The most common use of AAPs is for non-regulated analytes and for regulated analytes for which commercial approved PT is not available. The laboratory may select one or more procedural approaches to alternative assessment to verify the accuracy of test results for each analyte(s)a minimum of twice a year.
An additional scenario that may employ AAPs is when commercial PT evaluation does not provide adequate assessment information. When PT is scored as "Ungraded" or "Lack of Consensus," the data obtained by the PT provider did not yield sufficient data to provide validation of accuracy. In these cases, the event/analyte is scored as 100% but may not be reflective of the actual score.

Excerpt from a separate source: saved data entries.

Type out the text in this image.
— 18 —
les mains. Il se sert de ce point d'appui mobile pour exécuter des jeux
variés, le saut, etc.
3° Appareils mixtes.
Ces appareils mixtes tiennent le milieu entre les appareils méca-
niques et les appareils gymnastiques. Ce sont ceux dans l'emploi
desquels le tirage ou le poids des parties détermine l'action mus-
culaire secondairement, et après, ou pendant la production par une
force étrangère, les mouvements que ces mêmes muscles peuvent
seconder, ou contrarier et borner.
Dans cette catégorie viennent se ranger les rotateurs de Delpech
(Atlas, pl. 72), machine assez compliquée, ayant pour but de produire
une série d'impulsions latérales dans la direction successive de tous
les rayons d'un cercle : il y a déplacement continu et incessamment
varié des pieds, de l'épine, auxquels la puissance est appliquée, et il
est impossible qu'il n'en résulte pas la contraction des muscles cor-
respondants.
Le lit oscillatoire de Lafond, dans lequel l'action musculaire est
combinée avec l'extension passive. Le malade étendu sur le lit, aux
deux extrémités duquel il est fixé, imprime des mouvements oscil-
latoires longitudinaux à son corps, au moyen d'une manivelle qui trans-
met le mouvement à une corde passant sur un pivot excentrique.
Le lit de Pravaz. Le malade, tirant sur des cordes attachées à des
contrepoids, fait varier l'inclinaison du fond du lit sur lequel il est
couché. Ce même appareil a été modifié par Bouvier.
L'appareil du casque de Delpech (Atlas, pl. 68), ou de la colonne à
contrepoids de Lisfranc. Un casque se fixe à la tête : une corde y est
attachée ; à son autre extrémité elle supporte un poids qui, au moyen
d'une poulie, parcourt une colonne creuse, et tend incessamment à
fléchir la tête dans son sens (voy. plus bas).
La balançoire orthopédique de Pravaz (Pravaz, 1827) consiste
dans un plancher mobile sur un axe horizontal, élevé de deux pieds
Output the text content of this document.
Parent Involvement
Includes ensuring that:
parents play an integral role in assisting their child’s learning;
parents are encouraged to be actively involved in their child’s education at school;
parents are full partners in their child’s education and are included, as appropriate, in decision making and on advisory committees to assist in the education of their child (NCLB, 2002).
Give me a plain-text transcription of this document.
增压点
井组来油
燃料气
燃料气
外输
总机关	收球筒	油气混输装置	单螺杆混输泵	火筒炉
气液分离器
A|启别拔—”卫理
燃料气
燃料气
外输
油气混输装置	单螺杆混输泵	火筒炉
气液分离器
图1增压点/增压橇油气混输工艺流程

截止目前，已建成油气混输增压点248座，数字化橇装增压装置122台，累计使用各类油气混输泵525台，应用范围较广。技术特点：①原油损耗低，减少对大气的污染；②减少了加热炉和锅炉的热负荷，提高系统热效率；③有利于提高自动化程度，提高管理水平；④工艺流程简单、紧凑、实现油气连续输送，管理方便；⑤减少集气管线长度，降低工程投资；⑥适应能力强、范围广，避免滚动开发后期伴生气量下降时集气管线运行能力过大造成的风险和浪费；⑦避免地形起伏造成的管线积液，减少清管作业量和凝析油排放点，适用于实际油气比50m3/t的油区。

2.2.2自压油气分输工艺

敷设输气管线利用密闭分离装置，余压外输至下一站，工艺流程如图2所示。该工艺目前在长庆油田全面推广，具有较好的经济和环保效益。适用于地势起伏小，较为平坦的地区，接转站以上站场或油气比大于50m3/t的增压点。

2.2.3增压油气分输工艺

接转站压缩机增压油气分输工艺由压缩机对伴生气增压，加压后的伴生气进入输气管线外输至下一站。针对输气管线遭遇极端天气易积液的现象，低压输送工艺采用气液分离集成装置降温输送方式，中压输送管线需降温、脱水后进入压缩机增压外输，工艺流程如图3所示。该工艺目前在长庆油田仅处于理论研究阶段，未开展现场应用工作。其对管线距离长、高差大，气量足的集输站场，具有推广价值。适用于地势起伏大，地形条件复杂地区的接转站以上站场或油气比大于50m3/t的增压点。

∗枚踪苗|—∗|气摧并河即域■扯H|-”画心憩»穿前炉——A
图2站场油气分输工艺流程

Options for alternative assessment that employ patient samples have some advantages over commercially prepared materials. These advantages include (CLSI QMS 24):
- Avoiding matrix effects of the samples provided for analysis
- Independence from the routine QC system
- Allows for assessment for evaluation of pre-analytic factors
Options for AAPs include a variety of assessment activities including (but not limited to):
- Ungraded or educational test challenges
- Split sample analysis with comparison to testing by a reference laboratory or alternate accredited laboratory
- Split sample analysis with comparison to an established in-house method. In house method options include the use of:
- Assayed material -- such as calibration material from a lot number not currently being employed by the laboratory for verification of testing accuracy
- Regional pools -- pooled samples from multiple sources with repeated analyses and data analysis for comparison
- Audit patient samples over time
- Clinical validation by chart review of patient clinical results
At the inception of a laboratory's quality assessment (QA) and PT plans, the laboratory administration will determine the measurands and test methods for which AAPs will be applied.
It is the responsibility of the laboratory director to define AAPs and criteria for successful performance (eg, within 10% of a reference method). The process and evaluation must be aligned with good clinical laboratory practices.
All documentation for AAPs is properly noted and retained for a minimum of two years or for the period of time required by regulatory agencies, whichever is greater.